Brian M. Andersen and P. J. Hirschfeld, Extinction of quasiparticle interference in underdoped cuprates with coexisting order
Phys. Rev. B 79, 144515, 2009-04-20
Abstract: Scanning tunneling spectroscopy (STS) measurements [Y. Kohsaka et al., Nature (London) 454, 1072 (2008)] have shown that dispersing quasiparticle interference (QPI) peaks in Fourier-transformed conductance maps disappear as the bias voltage exceeds a certain threshold corresponding to the coincidence of the contour of constant quasiparticle energy with the period-doubled (e.g., antiferromagnetic) zone boundary. Here we show that this may be caused by coexisting order present in the d-wave superconducting phase.

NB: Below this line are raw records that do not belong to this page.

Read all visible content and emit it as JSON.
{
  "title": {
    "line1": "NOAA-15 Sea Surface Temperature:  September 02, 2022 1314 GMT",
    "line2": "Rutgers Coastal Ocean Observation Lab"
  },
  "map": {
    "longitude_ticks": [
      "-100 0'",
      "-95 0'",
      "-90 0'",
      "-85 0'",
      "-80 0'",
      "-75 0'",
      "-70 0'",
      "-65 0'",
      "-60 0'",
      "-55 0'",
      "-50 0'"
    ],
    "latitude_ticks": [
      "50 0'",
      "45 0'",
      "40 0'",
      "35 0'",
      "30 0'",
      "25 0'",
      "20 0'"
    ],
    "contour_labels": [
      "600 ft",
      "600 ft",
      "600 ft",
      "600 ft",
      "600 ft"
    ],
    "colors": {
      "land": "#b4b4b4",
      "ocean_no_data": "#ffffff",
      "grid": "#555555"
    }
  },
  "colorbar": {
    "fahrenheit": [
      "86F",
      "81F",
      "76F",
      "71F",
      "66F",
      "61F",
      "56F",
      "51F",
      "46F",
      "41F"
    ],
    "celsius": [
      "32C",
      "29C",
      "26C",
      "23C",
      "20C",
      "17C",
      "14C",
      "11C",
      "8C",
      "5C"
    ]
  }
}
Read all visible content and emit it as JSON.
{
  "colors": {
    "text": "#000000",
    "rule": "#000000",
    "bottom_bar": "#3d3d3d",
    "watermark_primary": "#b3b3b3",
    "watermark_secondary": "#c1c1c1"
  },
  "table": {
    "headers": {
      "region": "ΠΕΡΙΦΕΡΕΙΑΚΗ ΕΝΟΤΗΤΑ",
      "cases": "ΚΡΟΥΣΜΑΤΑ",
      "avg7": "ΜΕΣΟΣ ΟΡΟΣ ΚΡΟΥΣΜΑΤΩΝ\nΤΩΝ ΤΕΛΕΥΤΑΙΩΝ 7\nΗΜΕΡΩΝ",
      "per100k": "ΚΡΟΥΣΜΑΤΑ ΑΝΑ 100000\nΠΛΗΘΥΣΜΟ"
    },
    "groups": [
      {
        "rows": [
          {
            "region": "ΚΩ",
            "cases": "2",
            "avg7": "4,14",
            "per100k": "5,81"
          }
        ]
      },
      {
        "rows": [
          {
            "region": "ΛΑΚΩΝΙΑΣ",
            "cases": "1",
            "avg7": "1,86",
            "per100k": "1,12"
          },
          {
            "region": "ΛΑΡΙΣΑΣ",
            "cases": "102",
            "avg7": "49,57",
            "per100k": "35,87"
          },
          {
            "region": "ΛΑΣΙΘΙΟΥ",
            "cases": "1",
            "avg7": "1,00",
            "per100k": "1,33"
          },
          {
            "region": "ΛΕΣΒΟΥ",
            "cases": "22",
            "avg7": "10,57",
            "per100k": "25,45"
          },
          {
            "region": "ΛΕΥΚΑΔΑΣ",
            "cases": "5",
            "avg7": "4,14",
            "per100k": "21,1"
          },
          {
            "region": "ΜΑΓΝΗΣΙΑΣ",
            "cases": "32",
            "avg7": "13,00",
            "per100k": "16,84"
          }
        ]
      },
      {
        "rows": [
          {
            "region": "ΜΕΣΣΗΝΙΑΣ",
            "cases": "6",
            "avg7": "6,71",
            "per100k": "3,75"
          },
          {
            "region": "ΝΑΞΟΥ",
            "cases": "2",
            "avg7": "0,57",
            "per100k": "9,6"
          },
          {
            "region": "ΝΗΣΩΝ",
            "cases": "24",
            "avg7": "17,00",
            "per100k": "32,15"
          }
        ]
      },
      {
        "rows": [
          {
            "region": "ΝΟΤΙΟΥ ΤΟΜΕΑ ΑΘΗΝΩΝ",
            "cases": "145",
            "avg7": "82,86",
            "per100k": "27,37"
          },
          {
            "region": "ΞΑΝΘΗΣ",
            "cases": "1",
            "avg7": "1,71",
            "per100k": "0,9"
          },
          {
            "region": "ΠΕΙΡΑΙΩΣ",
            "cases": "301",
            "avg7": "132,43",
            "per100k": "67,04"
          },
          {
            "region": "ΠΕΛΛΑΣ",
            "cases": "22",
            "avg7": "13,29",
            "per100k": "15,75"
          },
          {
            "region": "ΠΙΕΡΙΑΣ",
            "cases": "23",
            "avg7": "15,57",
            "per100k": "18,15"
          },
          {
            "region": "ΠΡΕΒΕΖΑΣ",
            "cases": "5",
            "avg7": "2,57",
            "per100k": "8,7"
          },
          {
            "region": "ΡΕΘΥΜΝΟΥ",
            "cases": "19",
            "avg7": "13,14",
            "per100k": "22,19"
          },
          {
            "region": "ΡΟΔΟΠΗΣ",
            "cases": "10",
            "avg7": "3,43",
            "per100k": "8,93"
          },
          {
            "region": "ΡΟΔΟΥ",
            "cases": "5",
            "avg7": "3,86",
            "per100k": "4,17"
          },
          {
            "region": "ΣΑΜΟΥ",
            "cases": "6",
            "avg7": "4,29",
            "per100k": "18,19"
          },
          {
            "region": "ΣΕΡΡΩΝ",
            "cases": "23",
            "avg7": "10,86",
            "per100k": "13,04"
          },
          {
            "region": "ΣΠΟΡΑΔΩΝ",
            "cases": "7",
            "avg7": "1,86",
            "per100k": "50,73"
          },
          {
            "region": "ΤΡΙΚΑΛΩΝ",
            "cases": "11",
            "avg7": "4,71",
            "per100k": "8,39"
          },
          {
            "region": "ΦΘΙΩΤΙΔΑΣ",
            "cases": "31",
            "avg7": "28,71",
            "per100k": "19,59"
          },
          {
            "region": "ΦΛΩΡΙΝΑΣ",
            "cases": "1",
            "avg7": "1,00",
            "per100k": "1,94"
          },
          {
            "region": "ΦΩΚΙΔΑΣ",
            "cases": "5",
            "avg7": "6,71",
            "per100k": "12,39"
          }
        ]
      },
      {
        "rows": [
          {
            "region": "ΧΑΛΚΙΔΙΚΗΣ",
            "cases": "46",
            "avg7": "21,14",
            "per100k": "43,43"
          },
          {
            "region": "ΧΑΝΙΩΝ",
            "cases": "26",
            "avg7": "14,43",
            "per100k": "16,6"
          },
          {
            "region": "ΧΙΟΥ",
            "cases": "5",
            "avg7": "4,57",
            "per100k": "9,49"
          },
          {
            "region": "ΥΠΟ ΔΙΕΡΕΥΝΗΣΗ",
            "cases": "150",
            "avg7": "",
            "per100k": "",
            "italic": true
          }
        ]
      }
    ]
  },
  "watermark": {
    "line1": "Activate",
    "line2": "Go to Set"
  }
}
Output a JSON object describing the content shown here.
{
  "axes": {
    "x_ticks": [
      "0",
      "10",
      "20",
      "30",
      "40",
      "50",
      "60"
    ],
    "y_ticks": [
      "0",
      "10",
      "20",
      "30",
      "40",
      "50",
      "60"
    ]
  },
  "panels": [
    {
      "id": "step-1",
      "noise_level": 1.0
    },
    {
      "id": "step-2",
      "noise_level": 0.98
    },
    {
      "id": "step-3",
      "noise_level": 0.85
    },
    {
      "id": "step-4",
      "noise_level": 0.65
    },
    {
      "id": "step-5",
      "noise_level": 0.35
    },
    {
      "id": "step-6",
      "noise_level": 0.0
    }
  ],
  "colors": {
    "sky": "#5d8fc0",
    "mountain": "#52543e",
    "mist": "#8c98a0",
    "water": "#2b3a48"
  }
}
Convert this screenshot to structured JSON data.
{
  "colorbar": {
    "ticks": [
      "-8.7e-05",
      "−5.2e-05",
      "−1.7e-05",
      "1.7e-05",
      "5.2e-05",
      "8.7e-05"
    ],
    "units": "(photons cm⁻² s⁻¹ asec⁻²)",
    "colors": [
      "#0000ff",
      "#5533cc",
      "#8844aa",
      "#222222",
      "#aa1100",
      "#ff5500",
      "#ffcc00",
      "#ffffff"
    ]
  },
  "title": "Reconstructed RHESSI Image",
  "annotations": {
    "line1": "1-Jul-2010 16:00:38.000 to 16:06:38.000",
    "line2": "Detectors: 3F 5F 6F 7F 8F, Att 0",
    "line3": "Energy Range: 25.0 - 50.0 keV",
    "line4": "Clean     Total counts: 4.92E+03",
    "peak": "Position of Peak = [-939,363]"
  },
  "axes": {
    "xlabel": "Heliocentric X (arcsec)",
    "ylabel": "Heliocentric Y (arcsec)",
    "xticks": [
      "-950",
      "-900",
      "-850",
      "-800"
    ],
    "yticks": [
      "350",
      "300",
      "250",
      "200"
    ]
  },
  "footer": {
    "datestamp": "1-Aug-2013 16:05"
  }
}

We show explicitly how QPI peaks are extinguished in the situation with coexisting long-range spin-density wave order and discuss the connection with the more realistic case where short-range order is created by quenched disorder. Since it is the localized QPI peaks rather than the underlying antinodal states themselves which are destroyed at a critical bias, our proposal resolves a conflict between STS and photoemission spectroscopy regarding the nature of these states. We also study the momentum-summed density of states in the coexisting phase and show how the competing order produces a kink inside the “V”-shaped d-wave superconducting gap in agreement with recent STS measurements [J. W. Alldredge et al., Nat. Phys. 4, 319 (2008)].